The company sold up to 1,133,332 Class A ordinary shares plus pre-funded warrants covering another 200,000 shares, all priced at $1.50 per unit. That price sat just above the prior close of $1.47 on June 12 — the day the deal was announced — but today's $1.27 print means investors who bought the offering are already underwater. In a stock this small, where price is "driven by sentiment and liquidity," dumping over a million new shares into circulation amplifies every downtick.
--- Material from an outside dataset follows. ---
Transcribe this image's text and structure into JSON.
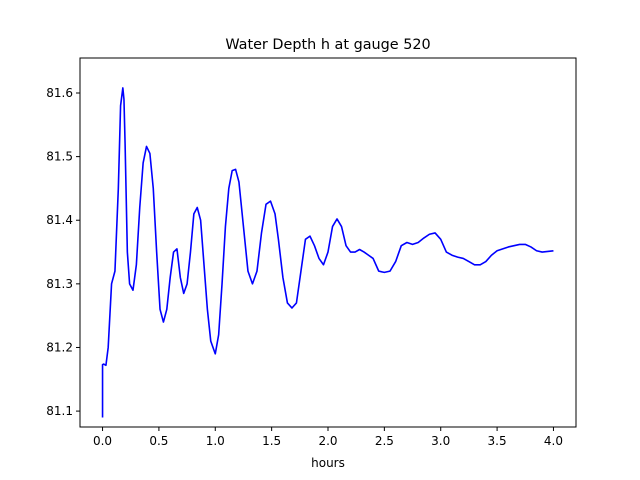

This Is the Second Dilutive Deal in Five Months

Back in January, Park Ha closed a US$2.45 million public offering of 21,875,000 units at just $0.112 each — a far lower price point that massively expanded the share count. Those proceeds were earmarked for expanding directly operated stores in China. Now, barely five months later, the company says this round's net proceeds will go toward "working capital and other general corporate purposes" — a vague label that offers shareholders no visibility into a concrete growth plan.

A Wild Price Spike Created a Convenient Window to Sell Stock

BYAH had exploded from a tight $1.10–$1.25 range into a spike above $3, with shares up over 165% intraday on June 12. The shelf registration was declared effective by the SEC on June 8, 2026 — just days before the spike — meaning the company was legally positioned to sell stock the moment the price popped. Park Ha carries "a small revenue base, decent cash, and relatively low debt, yet the company has piled up heavy cumulative losses."

Vague Strategy Adds to Investor Uncertainty

On the same day it priced the offering, Park Ha announced a strategic partnership with a Hong Kong–listed firm to combine AI technology, skincare, and celebrity branding.

Their first product — an AI-powered nutrition tool — launched as a pilot. Whether that translates to meaningful revenue remains entirely speculative. With repeated dilution, negligible earnings power, and a strategy that reads more like a press release than a business plan, BYAH shareholders are paying the price — literally — while the company buys itself more time.